As parents, one of the hardest things we may deal with is one of children being bullied. It's become something of an epidemic, and is particularly prevalent in junior high and high school. The rise of social media use among tweens and teens has only contributed to the growing problem. It can make parents feel totally powerless and also fear for our child's safety and well-being. There may also come a time when, as a parent, you have to face the possibility that your own child is a bully. That can also be incredibly difficult in so many ways. But as common as it bullying is now, some parents may not know how to spot the warning signs - both of your child being a victim of bullying, and of your child being a bully.
Signs My Child Is Being Bullied
If you've noticed sudden and unexplained changes in your child's behavior, emotional state, habits, or appearance, those can be signs that your child is being bullied. Warning signs can include not wanting to go to sick, or going as far as faking illness or injury to get out of going to school. Kids who are bullied may exhibit self-destructive behaviors like running away from home, self-harm, or talking about suicide.
Changes in their eating habits (either skipping meals or binge eating) may also be signs that your child is being bullied. Loss of friends or wanting to avoid friends and social situations, difficulty sleeping, unexplained injuries, loss of personal items like books or jewelry, and declining grades could also point to a bullying problem.

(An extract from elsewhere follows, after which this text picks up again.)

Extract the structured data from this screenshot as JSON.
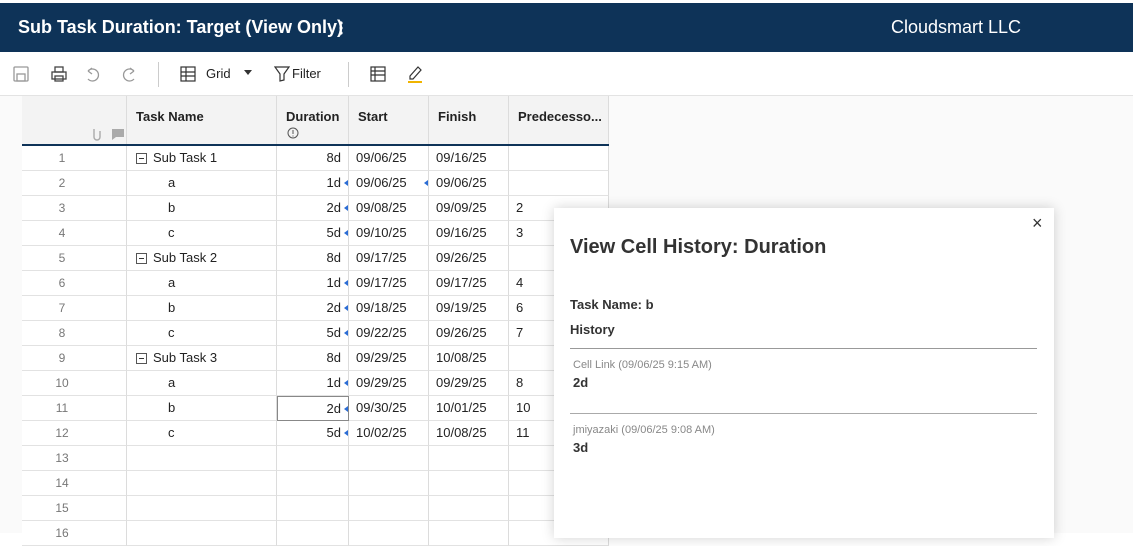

Signs My Child Is Bullying Others
No parent wants to face that their child may be a bully, but it's important to recognize the signs. Frequent disciplinary actions at school (like trips to the principal's office or detention), getting into verbal or physical fights on a regular basis, being in possession of things that don't belong to them, and being unusually concerned with or competitive about their reputation or popularity could be signs that your child is a bully.
Bullies also tend to exhibit certain personality traits, such as an unwillingness to take responsibility for their actions, blaming others when things don't go their way, and aggression.
Why Don't Kids Ask For Help?
A 2012 report found that kids ask for help in less than 40% of cases of bullying. There are lots of reasons a child may not seek help from a trusted adult if they're being bullied. They may fear retaliation or being ostracized at school. They may be embarrassed that they're being bullied, and perceive themselves as weak.
In many cases, children feel helpless, and believe that dealing with it on their own will give them back some of their control. It could also be that the child already feels so isolated and alone that they think no one will care or want to help them.
How To Know When To Step In?
If you've recognized some of the signs of a child being bullied in your own child, you may be conflicted about how to proceed. First of foremost, it's so important to communicate with your child, and get an account of what's been happening at school. Talk to them about the ways they're being bullied, and ask them what you can do to be helpful. Don't put any of the responsibility on your child - remember, they're the victim. Refrain from trying to retaliate against the bully or their family, that will likely only make the situation worse or escalate to a point beyond your control. Talk to your child about how to react and respond to different scenarios in which they're typically being bullied; bullies typically try to get a reaction out of their victims, so coaching your child to respond coolly and calmly may dissuade the bully from bothering with them.
Finally, notify the school immediately and inform them about what's been going on. They have a responsibility to deal with the matter swiftly, and can often provide additional support for your child during the school day. A trusted teacher or guidance counselor is also someone else your child can rely on for support at school.